金は有り余るほどにある。必要な物が盗まれたのなら、買い直せばいい。不要なものが盗まれたのなら、それはそれで放っておけばいい。
キーン=ウィンドウには、政治家としては優秀極まりなかったが、私人としては大雑把なところがあった。それもまた、ウィンドウ一族の当主に必要な器の大きさによるところなのかもしれない。
「傭兵くずれがなんのようだ?」
ゼーレは、エスク=ソーマの目を見据えながら問いかけた。五十人ほどの屈強な男どもが前庭にひしめいているが、恐れることはない。彼らにはなにもできないという確信がある。
現在、センティアは、アバード王国軍の統治下にある。
ラーンハイル・ラーズ=タウラルとその一族郎党の公開処刑に合わせ、都市全体の警備は厳重なものとなった。
昨日二十六日、リセルグ王とその親衛隊が到着し、さらに緊張感がましたのは言うまでもない。センティアの住人は、市内の物々しさに出歩くことさえ控えるほどだといい、ゼーレが本邸への余人の立ち入りを禁じたのも、その影響といってよかった。沈黙を保つことで、恭順の意を示したかったのだ。そうすることでウィンドウ一族への処分が軽いものになることを期待した。

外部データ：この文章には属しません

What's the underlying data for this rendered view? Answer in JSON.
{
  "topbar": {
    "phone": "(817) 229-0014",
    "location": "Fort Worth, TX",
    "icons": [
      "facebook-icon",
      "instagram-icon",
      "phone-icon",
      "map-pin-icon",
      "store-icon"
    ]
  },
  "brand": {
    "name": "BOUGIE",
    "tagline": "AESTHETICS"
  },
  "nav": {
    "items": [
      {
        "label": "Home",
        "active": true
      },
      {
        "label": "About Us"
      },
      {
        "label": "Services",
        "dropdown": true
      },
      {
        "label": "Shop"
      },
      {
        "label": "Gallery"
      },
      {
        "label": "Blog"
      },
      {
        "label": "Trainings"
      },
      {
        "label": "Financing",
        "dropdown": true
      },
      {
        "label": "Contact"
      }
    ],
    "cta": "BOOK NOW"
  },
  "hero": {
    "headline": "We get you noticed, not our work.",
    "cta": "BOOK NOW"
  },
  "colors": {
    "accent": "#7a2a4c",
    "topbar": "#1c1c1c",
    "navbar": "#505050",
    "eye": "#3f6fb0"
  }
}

キーンほどの政治家ではないゼーレには、これ以上の良策は思いつかなかった。もちろん、リセルグ王がセンティアに到着した昨日には目通りを願ったものの、叶わなかった。
「傭兵くずれとは手厳しい」
「事実だ」
「まったくもってそのとおりだ」
エスクは、薄ら笑った。背筋が凍るようなまなざしは、彼が自嘲しているわけではないことの証明だったのだろう。彼は、冷ややかな笑みを浮かべたまま、続けてくる。
「あんたはうちらに借りがある。そうだよな?」
「……ああ、そうだが。それがこの状況とどういう関係がある」
肯定とともに脳裏に浮かぶのは、エスクたちシドニア傭兵団とキーン=ウィンドウの関係の深さだ。キーンとラングリードの仲の良さは、ただ気が合うからではなかった。互いに互いを利用しあっていたといってもいい。ラングリードはキーンの政治手腕を、キーンはラングリード率いるシドニア傭兵団の戦力を、アバード国内での発言力を高めるために利用した。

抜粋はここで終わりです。